President Obama’s Stand Your Ground position is the latest of a he said/she said political dichotomy to emerge out of the Trayvon Martin case and the verdict earlier this month of “not guilty” in the trial of George Zimmerman.

At least in part, the Obama Stand Your Ground controversy stems from remarks made by the President on July 19, nearly a week after the Zimmerman verdict was rendered.

As part of a larger commentary on the case (including a lengthy rumination on living in America as a black man), Obama’s Stand Your Ground mention in part addressed racial disparity in application of the laws, which are on the books in several states.

The President subtly addressed opposition to examining gun laws in the wake of gun tragedy, saying:

“And for those who resist that idea that we should think about something like these ‘stand your ground’ laws, I’d just ask people to consider, if Trayvon Martin was of age and armed, could he have stood his ground on that sidewalk? And do we actually think that he would have been justified in shooting Mr. Zimmerman who had followed him in a car because he felt threatened? And if the answer to that question is at least ambiguous, then it seems to me that we might want to examine those kinds of laws.”

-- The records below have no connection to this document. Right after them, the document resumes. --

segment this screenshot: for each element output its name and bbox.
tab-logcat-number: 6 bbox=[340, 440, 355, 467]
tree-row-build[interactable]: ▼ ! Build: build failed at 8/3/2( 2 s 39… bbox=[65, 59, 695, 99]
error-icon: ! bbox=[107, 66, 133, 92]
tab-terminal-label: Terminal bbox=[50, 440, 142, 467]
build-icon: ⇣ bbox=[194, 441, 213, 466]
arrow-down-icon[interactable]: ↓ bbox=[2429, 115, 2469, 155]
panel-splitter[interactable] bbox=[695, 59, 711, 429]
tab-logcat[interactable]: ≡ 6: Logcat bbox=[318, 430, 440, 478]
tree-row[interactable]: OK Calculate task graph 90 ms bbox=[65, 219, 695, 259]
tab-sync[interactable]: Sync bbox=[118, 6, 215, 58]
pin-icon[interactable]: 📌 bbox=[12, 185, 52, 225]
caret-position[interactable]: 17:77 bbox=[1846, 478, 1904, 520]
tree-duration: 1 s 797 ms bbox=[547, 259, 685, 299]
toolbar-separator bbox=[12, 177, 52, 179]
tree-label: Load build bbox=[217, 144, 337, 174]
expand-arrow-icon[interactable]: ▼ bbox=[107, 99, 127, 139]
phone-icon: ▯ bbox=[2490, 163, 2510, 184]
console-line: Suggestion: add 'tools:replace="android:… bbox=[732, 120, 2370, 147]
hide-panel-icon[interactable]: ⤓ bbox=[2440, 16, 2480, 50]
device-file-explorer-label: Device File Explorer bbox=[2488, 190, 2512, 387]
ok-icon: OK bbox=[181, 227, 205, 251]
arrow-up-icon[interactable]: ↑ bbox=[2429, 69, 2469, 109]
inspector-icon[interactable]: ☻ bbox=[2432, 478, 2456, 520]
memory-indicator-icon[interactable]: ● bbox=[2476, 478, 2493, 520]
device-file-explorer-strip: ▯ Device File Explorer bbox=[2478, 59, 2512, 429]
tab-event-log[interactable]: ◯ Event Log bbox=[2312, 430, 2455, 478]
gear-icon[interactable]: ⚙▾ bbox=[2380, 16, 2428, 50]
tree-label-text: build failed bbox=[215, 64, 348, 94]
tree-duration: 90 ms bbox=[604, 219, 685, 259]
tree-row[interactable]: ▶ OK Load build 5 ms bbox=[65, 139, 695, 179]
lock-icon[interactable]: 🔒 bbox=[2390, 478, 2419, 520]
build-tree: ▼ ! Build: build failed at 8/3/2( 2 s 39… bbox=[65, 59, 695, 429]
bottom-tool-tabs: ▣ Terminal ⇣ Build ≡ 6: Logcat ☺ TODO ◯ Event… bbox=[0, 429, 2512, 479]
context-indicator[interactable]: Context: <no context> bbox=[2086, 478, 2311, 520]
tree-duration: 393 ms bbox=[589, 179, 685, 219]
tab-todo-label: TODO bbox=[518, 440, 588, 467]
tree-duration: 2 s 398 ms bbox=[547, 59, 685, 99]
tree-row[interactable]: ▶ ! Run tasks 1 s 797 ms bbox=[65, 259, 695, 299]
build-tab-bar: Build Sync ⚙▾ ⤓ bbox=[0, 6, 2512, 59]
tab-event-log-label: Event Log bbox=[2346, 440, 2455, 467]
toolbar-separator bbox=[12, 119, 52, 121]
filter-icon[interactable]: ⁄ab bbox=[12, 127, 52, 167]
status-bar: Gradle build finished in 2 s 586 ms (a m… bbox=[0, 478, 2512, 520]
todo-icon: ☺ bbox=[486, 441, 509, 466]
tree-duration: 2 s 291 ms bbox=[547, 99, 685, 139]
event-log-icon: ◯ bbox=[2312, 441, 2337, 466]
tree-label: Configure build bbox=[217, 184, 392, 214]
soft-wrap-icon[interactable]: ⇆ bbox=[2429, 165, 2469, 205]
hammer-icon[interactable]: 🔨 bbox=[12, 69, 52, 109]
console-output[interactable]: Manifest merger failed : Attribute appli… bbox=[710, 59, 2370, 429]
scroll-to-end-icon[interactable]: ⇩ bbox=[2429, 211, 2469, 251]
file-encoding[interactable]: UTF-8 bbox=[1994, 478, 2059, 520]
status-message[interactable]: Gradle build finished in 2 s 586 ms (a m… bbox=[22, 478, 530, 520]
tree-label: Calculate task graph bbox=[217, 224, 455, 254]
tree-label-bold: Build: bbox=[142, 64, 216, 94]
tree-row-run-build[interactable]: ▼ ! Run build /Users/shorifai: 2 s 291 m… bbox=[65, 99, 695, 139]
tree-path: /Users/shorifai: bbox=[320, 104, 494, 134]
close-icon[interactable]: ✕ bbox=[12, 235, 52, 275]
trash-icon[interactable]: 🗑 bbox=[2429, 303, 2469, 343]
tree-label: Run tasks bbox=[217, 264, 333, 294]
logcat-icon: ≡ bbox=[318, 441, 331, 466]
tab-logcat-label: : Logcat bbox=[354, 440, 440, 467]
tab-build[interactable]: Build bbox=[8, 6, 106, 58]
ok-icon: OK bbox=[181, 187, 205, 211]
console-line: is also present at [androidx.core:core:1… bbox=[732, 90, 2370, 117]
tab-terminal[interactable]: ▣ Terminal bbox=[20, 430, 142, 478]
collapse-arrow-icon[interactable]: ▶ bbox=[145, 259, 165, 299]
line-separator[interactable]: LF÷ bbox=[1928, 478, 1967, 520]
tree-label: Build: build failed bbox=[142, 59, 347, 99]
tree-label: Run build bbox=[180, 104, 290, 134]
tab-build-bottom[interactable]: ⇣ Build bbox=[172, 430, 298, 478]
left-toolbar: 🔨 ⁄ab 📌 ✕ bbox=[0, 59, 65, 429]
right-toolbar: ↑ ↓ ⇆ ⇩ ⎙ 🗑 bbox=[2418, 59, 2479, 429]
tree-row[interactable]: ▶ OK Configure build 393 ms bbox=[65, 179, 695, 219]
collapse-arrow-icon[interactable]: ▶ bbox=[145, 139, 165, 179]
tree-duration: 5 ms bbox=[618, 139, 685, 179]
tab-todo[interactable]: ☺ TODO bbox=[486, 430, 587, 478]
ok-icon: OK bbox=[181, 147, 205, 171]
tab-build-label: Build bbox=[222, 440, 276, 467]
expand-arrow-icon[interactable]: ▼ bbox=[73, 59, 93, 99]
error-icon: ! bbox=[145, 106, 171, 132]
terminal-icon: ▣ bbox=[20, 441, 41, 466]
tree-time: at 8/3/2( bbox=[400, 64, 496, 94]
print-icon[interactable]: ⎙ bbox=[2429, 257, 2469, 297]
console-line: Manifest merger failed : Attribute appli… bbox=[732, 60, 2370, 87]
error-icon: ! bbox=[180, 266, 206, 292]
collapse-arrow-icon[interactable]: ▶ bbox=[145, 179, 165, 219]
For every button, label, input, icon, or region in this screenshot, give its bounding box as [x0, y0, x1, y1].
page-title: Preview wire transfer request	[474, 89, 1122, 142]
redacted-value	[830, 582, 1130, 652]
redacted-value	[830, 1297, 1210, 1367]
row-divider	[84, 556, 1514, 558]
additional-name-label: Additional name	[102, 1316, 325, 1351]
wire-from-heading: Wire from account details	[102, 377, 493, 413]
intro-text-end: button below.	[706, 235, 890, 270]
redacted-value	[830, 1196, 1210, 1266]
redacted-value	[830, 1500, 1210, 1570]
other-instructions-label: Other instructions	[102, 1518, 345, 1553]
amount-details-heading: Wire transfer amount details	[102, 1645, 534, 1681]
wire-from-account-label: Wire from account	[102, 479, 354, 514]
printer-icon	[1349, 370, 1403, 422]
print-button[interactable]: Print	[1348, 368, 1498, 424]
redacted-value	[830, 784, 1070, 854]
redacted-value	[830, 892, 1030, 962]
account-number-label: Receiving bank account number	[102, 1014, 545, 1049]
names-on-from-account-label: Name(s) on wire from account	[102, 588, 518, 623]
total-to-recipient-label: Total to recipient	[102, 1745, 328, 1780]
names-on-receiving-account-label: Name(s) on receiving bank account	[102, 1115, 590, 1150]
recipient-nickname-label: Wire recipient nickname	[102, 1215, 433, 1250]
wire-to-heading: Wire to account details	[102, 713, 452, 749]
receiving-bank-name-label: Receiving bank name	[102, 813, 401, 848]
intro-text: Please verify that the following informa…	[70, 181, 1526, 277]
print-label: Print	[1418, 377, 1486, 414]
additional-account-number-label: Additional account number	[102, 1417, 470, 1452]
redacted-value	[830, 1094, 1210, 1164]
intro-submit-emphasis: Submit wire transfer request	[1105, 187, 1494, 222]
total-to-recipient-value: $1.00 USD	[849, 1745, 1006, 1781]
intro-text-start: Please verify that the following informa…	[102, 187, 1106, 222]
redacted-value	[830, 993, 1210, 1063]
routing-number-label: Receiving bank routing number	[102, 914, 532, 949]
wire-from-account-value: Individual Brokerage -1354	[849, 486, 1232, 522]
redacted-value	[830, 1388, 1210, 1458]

Many gun rights supporters have lived in fear of a “gun grab,” collectively panicking in the aftermath of the Newtown shootings as well as the Zimmerman verdict — and the right-leaning “Washington Times” asserted this week that then-Senator Obama was a supporter of early legislation like the Stand Your Ground law in Florida:

“In 2004, while a senator in Illinois, he co-sponsored legislation that allowed for the same rights… The pertinent legislation was SB 2386, amending the criminal code of 1961. It was introduced in the 93rd General Assembly session and passed into law on July 28, 2004.”

Then Slate stepped in to clarify, noting that to say Obama’s Stand Your Ground position has changed is “trolling,” and that the actual circumstance is nothing like the conservative Twittersphere claims:

“Oh, you can probably guess the twist. Illinois’s 2004 SB2386 was passed by a unanimous vote in the state Senate. It amended a self-defense law first passed in 1961. Alarm bells should be ringing at this point, because Florida was pretty famously the first state to pass a “stand your ground” law, a year after this Illinois bill. Have reporters been blowing that story? No: “Stand your ground” is substantively different than what Obama backed in Illinois. He backed a tweak to the ‘castle doctrine… ‘ ”

The site notes that Florida “takes the concept of the castle doctrine and turns it into a traveling force field of sorts,” drastically changing the ability to apply such legal use of lethal force outside of one’s castle.

Do you think Obama’s Stand Your Ground position threatens gun rights?